There has been a slight hitch in my plans and I am forced to cancel my upcoming March 8 appearance in Halifax for Cecilia Concerts with Ophelia Rises. The concert will go on under a different title with the super tango group, Payadora. I encourage my supporters to attend because they are a fantastic and life-affirming group.

I had day surgery on February 27 at Humber River Hospital to remove three malignant melanomas from the backs of my arms. While we originally thought that the surgery wouldn’t prevent me from traveling and playing, when it came to the actual surgery, my wonderful operating surgeon,  Dr Romy, said that because of the depth of the excisions, position (one was near elbow) and the large number of multi-level stitches, I must not lift anything over 5 pounds and that air travel with a heavy bassoon backpack case (25 lbs) and gear was out of the question. I suggested that I drive instead of fly, but he categorically forbade travel.

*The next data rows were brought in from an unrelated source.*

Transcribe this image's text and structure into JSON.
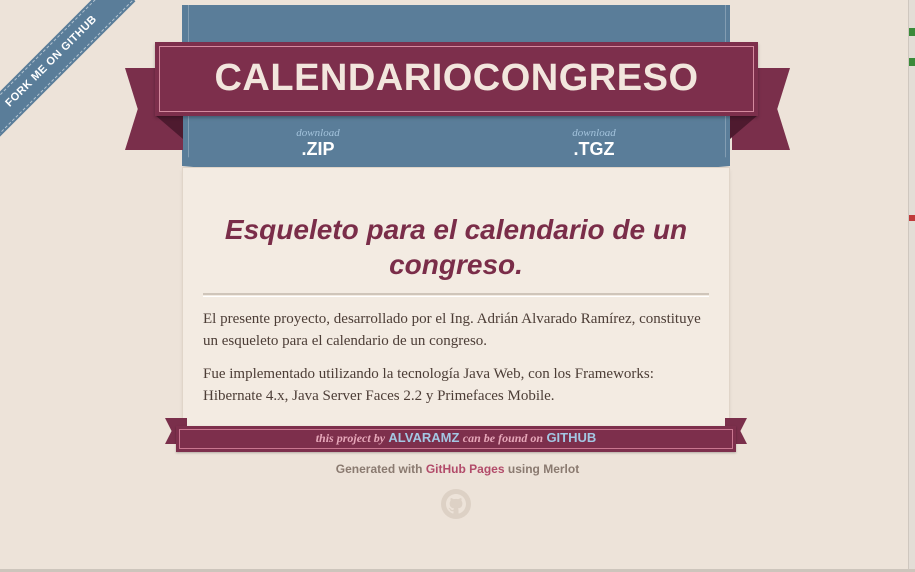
{
  "fork": {
    "label": "Fork me on GitHub"
  },
  "header": {
    "title": "CALENDARIOCONGRESO"
  },
  "downloads": [
    {
      "prefix": "download",
      "label": ".ZIP"
    },
    {
      "prefix": "download",
      "label": ".TGZ"
    }
  ],
  "content": {
    "headline": "Esqueleto para el calendario de un congreso.",
    "paragraphs": [
      "El presente proyecto, desarrollado por el Ing. Adrián Alvarado Ramírez, constituye un esqueleto para el calendario de un congreso.",
      "Fue implementado utilizando la tecnología Java Web, con los Frameworks: Hibernate 4.x, Java Server Faces 2.2 y Primefaces Mobile."
    ]
  },
  "footer": {
    "text_1": "this project by",
    "author": "ALVARAMZ",
    "text_2": "can be found on",
    "host": "GITHUB"
  },
  "generated": {
    "prefix": "Generated with",
    "link": "GitHub Pages",
    "suffix": "using Merlot"
  },
  "icons": {
    "footer_icon": "github-octocat-icon"
  },
  "colors": {
    "maroon": "#7d2f4c",
    "blue": "#5a7d99",
    "background": "#ede3d9"
  }
}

Booking concerts is a huge moral and financial responsibility. My presenter, Jules Chamberlain of Cecilia Concerts, is the soul of understanding and efficient professionalism when it came to understanding this crisis.  He quickly rebooked the concert with Payadora since they form the core of my string ensemble and are an incredible group. My string colleagues responded to this unexpected turn of events with real grace (Joe Phillips, Rebekah Wolkstein, Drew Jurecka and Charlotte Paradis).

Even though I cannot be paid for this concert, I had already bought all the plane tickets and guaranteed a fee to each musician which must be honoured. And my beloved audience will be given a choice of attending the replacement concert (which I keenly hope they will) or having a refund. One concert goer has already offered her ticket refund to help pay for the costs of this last minute change.

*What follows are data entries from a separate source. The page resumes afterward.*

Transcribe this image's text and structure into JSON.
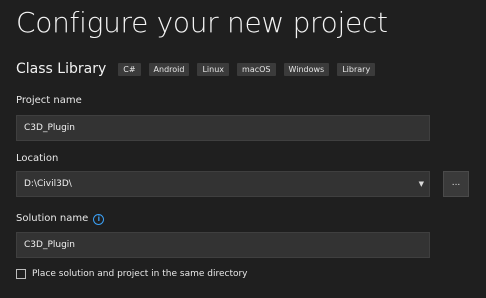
{
  "header": {
    "title": "Configure your new project"
  },
  "template": {
    "name": "Class Library",
    "tags": [
      "C#",
      "Android",
      "Linux",
      "macOS",
      "Windows",
      "Library"
    ]
  },
  "project_name": {
    "label": "Project name",
    "value": "C3D_Plugin"
  },
  "location": {
    "label": "Location",
    "value": "D:\\Civil3D\\",
    "dropdown_icon": "chevron-down-icon",
    "browse_label": "..."
  },
  "solution_name": {
    "label": "Solution name",
    "info_icon": "info-icon",
    "info_glyph": "i",
    "value": "C3D_Plugin"
  },
  "same_directory": {
    "label": "Place solution and project in the same directory",
    "checked": false
  },
  "colors": {
    "background": "#1f1f1f",
    "input_background": "#333333",
    "tag_background": "#3b3b3b",
    "accent_info": "#3ba0f5"
  }
}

Back to the health stuff, I will say one last thing… I went to a Bloor Street dermatologist over a year ago and he dismissed me, saying I worried too much. He brought in another doctor from the same private dermatology practice where they both worked, and she said that fair skinned, blue-eyed people often have weird freckles or spots that are not a concern. Neither of these doctors suggested biopsies or even a real second opinion from more qualified doctors. I knew something was wrong, but my life was insanely busy and I allowed myself to trust these preoccupied and dismissive people.

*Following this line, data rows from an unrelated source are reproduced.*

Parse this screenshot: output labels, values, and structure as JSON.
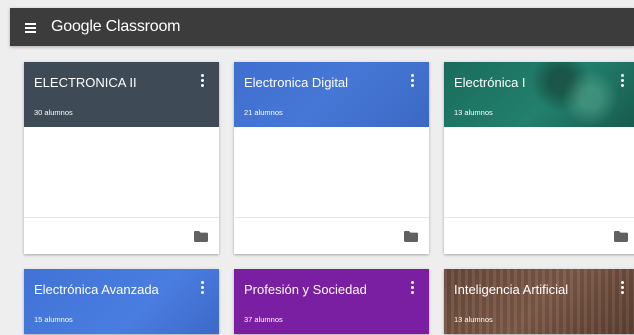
{
  "app": {
    "title": "Google Classroom"
  },
  "cards": [
    {
      "name": "ELECTRONICA II",
      "students": "30 alumnos",
      "color": "#3e4a55"
    },
    {
      "name": "Electronica Digital",
      "students": "21 alumnos",
      "color": "#4677d6"
    },
    {
      "name": "Electrónica I",
      "students": "13 alumnos",
      "color": "#1f7766"
    },
    {
      "name": "Electrónica Avanzada",
      "students": "15 alumnos",
      "color": "#4677d6"
    },
    {
      "name": "Profesión y Sociedad",
      "students": "37 alumnos",
      "color": "#7b1fa2"
    },
    {
      "name": "Inteligencia Artificial",
      "students": "13 alumnos",
      "color": "#6a4a3c"
    }
  ],
  "icons": {
    "menu": "menu-icon",
    "more": "more-vert-icon",
    "folder": "folder-icon"
  }
}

After recently returning to my excellent family doctor and being instantly recommended to Womens’ College Hospital, it turns out that my particular melanomas are utterly atypical, and thus prone to misdiagnosis. Yet I always knew something was wrong because of how they felt and their proximity to the first melanoma that I had when I was 31 years old. When my current outstanding dermatologist at Women’s College Hospital, Dr Vincent Piguet, delivered the news on Feb 5, he said that there is a huge amount of current research that will help me get through this if the surgery is not enough. He also said that fair-skinned, blue-eyed women (!) are 20% more likely to develop melanomas.

Moral of story: trust your instincts and take time to follow up with good doctors who listen with respect, understanding and genuine expertise. Don’t allow people to wave you away.  Each of my current superstar doctors has the ability to listen, understand and educate.  They are patient and efficient. Having said that, the single best step I made was to return to my family doctor to ask for a proper new recommendation. She burst into action, and so have all of the other doctors. Thank you.

Here is the 12 point update.

1. Melanoma is super scary (if you look it up, go to a reputable site)
2. I’ve had it before in same place and surgery kept it away for 30 years
3. I had 3 melanomas removed from my arms this week
4. I have about 70 stitches (guessing) and deep wounds (for sure) but after three days, no pain and I only took one pain killer on the first night
5. I have great doctors from three kickass hospitals (Women’s College, Humber River and Princess Margaret)
6. Stitches will come out in mid March
7. I start playing again in March and the Ophelia Rises show will happen again in the future
8. Tests will be finalized in March
9. I have amazing friends and neighbours and colleagues who are standing guard to help me
10. Everything will be fine and I will always update you
11. I feel great, aside from canceling concert.
12. Please don’t worry. I really am amazingly resilient. My adversity-training and ass-kicking credentials are completely up-to-date.